Good morning, Athletics Nation!

Oakland A’s outfielder Ramon Laureano received his punishment on Tuesday for his role in the team’s brawl with the Houston Astros last weekend. He got a six-game suspension and has appealed the decision, a move which could help him reduce the ban or at least delay its enforcement until a strategically optimal moment.

Meanwhile, Astros hitting coach Alex Cintron was slapped with 20 games, the most we’ve seen in a long time for a coach, for taking an already tense situation and further instigating it into the physical fight it became. Both he and Laureano were also fined.

Overall, I expressed satisfaction at this result in my writeup yesterday. Laureano’s penalty seems fair for his actions, even with some mitigating context surrounding them. And at least an Astro got something, for once.

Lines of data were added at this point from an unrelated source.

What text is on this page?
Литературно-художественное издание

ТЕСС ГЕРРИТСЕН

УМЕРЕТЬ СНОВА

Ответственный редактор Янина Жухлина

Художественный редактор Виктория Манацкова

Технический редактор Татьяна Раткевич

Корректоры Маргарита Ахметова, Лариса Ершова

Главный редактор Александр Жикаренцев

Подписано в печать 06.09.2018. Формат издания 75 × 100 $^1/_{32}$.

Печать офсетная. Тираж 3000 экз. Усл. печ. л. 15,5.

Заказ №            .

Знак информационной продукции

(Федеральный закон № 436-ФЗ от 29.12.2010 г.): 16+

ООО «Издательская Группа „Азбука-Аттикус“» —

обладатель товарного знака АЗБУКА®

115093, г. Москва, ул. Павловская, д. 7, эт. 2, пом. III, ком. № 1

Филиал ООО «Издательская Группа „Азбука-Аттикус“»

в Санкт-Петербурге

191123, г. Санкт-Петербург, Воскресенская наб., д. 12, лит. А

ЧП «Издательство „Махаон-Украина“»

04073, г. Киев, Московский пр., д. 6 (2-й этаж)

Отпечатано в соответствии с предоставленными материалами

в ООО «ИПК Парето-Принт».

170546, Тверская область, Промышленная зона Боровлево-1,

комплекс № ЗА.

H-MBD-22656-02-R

However, I still find myself unsettled by the whole episode, because it seems a precedent has been set. If you’re struggling and want to eliminate an opposing star player from the game, you can just toss a sacrificial coach at him to piss him off until he attacks. One team’s roster loses a huge cog, and the other’s is unaffected.

And that brings us to the real question: What does suspending a coach accomplish? According to Chandler Rome of the Houston Chronicle:

“[Astros manager Dusty Baker] said Cintron will be allowed to be with the team before each game but must leave the ballpark once the game begins and cannot return until the next game’s pregame session.”

I don’t know exactly what coaches do in their everyday duties or how they do it, and I’m sure they all differ. Clearly they have an important job. But it seems to me that it’s sort of a long-term job, not necessarily one that happens primarily during games, in the way that players’ jobs happen during the games since they’re the ones playing — especially hitting coaches, who aren’t working the bases or visiting the mound. Are hitting coaches giving essential rapid-fire in-game adjustment instructions that make crucial daily differences?

Let’s add it up. Cintron is still with the team, and can still be around during pre-game, which I’d have to think is one of the main coaching opportunities of the day. This is 2020 so he can still watch all the video, both live and afterward, and presumably still do his job of analyzing his hitters, and then he can report in the morning and still coach them. In what way is he actually suspended?

I do think Cintron’s punishment is more than nothing. One purpose of these suspensions is to make a statement for the record, and Rome notes that this one is “believed to be the longest suspension ever issued to an MLB coach or for any on-field incident in at least 30 years.” He also takes a financial blow, between the fine and further lost wages. It’s not nothing to him.

But it’s effect might be nothing in the competitive realm, and that’s the frustrating part. Even when the Astros receive a recent-record punishment, it still feels like they got away scot-free while the team they instigated took the most damaging blow. Next time they play the Angels, I propose that quality control coach Chris Speier should sing “Baby Shark” out loud until new dad Mike Trout snaps and charges him.

Reminder: Cintron already got away with his part in the cheating scandal too.